2. Build your resume for a database. If you want your resume to be found in a resume database, build it around the following keyword formula: Industry Sector + Job Title + Special Skill + Location. Write an employer-focused resume. Make your resume deep in detail. Make your resume prove not only what you can do but what bottom-line results you can produce.
You can also follow the guidelines of resume development cited by DJZ bloggers Bruce Diggs and Bill McNeely. I’d also check out the Army Times article called “Résumé revolution: High-performance résumés raise your competitive edge.
3. Name Your Resume with Keywords. Many job boards give the job seeker the ability to name his resume. Don’t use your actual name. Rather use a descriptive keyword phrase that has the likelihood of mirroring how a recruiter is using the job board to find candidates.
4. Avoid the Big Job Boards. Focus on Market Niche Sites. Use the Internet to research all the job boards in your industry. Post your resume to the market niche boards, which always have higher success rates than the big boards. For example, two sites with above average hiring rates are ClearanceJobs and RecruitMilitary. (I never have nor presently do have any business relationships with these sites.) I’ve seen recruiters post their information to the DJZ forum so I’d recommend you post your resume here.
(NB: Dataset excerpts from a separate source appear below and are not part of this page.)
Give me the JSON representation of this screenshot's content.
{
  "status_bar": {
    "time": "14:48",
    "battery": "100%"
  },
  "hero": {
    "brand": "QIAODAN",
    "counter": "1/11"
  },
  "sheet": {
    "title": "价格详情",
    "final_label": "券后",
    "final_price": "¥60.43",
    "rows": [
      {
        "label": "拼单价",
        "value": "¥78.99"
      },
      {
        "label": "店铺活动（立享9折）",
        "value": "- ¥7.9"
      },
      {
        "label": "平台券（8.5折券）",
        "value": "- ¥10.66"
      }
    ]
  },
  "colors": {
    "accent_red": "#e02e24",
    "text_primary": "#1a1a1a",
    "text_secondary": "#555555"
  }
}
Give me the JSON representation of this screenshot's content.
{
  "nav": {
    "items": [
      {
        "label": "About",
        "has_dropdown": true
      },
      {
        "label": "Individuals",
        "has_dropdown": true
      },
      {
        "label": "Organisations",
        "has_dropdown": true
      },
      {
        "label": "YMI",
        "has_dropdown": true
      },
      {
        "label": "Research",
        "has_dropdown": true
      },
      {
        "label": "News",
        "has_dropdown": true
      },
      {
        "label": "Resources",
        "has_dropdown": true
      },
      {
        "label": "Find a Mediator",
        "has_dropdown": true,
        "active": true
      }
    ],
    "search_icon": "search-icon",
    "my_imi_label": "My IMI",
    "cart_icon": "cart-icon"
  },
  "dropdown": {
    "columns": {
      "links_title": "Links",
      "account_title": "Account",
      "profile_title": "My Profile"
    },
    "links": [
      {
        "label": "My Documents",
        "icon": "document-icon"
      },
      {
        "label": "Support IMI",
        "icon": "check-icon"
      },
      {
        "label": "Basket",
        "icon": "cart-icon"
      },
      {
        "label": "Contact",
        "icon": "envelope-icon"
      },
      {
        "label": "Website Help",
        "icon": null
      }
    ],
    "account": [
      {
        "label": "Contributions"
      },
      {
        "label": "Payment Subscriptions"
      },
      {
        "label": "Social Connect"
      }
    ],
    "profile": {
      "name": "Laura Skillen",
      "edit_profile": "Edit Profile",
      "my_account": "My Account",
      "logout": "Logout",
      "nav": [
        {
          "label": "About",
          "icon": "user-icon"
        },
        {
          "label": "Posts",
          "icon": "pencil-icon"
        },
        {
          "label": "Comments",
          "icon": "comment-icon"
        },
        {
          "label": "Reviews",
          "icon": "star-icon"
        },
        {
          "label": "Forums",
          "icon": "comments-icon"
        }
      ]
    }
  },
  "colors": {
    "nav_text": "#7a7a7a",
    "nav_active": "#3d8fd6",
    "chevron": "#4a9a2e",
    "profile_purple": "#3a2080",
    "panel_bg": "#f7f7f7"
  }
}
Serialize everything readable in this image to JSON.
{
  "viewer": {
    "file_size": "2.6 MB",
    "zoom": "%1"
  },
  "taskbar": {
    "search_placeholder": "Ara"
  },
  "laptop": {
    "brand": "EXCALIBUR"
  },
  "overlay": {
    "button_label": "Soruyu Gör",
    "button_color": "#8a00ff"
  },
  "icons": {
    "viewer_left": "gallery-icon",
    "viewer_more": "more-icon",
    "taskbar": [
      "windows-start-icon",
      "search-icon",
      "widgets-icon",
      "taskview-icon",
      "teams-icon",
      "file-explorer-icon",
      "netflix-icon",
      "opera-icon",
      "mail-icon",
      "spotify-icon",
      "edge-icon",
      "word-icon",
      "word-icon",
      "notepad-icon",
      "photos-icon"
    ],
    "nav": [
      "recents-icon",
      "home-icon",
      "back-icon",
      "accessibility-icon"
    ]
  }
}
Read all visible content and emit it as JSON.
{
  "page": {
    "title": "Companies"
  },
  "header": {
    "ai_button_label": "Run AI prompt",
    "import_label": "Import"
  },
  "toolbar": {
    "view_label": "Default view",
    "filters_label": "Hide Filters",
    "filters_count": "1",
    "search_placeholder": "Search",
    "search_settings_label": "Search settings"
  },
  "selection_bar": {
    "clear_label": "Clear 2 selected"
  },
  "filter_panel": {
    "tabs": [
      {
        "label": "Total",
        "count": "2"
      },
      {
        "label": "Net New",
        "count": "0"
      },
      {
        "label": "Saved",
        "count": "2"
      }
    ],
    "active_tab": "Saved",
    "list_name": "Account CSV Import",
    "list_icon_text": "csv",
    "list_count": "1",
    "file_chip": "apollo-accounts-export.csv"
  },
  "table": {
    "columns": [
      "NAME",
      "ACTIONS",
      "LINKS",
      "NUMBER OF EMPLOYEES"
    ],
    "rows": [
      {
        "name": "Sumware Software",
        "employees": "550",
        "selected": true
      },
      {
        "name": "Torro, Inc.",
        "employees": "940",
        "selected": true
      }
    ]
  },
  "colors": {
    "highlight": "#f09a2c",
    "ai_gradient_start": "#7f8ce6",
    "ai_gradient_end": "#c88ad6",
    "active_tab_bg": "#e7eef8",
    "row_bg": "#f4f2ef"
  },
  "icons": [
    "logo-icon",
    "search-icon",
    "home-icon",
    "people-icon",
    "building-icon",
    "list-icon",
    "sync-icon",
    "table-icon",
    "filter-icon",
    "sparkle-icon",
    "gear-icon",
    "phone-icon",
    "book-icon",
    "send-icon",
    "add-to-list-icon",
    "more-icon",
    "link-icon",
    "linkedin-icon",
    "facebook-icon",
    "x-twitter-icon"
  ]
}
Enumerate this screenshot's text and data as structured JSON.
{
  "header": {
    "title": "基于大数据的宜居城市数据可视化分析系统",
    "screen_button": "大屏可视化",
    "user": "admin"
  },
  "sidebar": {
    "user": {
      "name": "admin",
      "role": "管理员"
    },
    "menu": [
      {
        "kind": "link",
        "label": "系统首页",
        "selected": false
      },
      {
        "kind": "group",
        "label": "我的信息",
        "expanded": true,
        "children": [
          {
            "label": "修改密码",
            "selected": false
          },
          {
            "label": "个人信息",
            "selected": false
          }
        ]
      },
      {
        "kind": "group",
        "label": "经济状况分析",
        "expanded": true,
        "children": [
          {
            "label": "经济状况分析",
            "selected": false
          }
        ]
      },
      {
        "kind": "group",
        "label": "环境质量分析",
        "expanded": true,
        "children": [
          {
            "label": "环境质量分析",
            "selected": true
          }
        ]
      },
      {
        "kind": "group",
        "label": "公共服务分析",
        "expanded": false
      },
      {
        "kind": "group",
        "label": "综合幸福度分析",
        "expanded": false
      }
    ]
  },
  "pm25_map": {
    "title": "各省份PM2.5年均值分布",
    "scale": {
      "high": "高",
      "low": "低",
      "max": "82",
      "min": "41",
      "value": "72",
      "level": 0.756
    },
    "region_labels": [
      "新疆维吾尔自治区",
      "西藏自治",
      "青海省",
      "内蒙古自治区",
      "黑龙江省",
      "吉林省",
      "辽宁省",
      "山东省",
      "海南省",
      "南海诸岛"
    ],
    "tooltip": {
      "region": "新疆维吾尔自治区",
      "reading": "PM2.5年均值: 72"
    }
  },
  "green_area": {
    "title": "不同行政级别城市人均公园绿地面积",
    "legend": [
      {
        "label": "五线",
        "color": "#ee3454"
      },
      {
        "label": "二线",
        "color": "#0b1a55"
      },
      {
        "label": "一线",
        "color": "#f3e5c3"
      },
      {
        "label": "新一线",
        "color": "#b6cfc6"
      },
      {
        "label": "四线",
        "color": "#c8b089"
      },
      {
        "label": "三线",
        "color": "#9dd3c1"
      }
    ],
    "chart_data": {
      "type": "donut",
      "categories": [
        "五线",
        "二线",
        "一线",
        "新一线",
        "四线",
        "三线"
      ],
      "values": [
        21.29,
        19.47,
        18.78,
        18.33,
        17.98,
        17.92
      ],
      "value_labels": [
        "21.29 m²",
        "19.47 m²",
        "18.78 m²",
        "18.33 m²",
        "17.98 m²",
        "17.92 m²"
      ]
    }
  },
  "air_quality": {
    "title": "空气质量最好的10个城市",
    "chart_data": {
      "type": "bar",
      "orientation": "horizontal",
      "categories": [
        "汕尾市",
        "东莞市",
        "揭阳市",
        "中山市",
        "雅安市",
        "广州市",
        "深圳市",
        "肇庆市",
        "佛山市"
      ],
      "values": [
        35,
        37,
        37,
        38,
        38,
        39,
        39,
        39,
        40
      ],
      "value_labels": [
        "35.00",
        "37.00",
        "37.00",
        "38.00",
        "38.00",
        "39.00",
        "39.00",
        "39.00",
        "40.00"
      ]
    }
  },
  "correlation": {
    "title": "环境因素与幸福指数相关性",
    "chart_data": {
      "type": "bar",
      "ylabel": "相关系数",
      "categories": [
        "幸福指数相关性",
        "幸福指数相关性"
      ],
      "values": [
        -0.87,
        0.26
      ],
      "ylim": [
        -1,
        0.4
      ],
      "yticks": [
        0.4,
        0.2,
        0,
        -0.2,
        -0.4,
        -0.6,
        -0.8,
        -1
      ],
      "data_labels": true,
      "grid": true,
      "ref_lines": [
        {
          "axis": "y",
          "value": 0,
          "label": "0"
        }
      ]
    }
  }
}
5. Use a multi-venue and comprehensive strategy. Find out what works for YOU. Include the job boards, social media sites, direct employer contact, networking, etc. Test each of these approaches. Find out what works and what doesn’t. If something does not work for you discard it and move onto what does. Be experimental.
6. Successful job hunting is a relationship building task. People get interviewed because of their credentials. But people only get hired because they have built a relationship above and beyond a resume or a job interview. Focus your efforts on relationship building. Get “face-time.” Get out of the house and away from your computer. Go to industry-specific job fairs that are run by an industry’s recruiters. It is with the relationships you build in your real life that your next job will come from.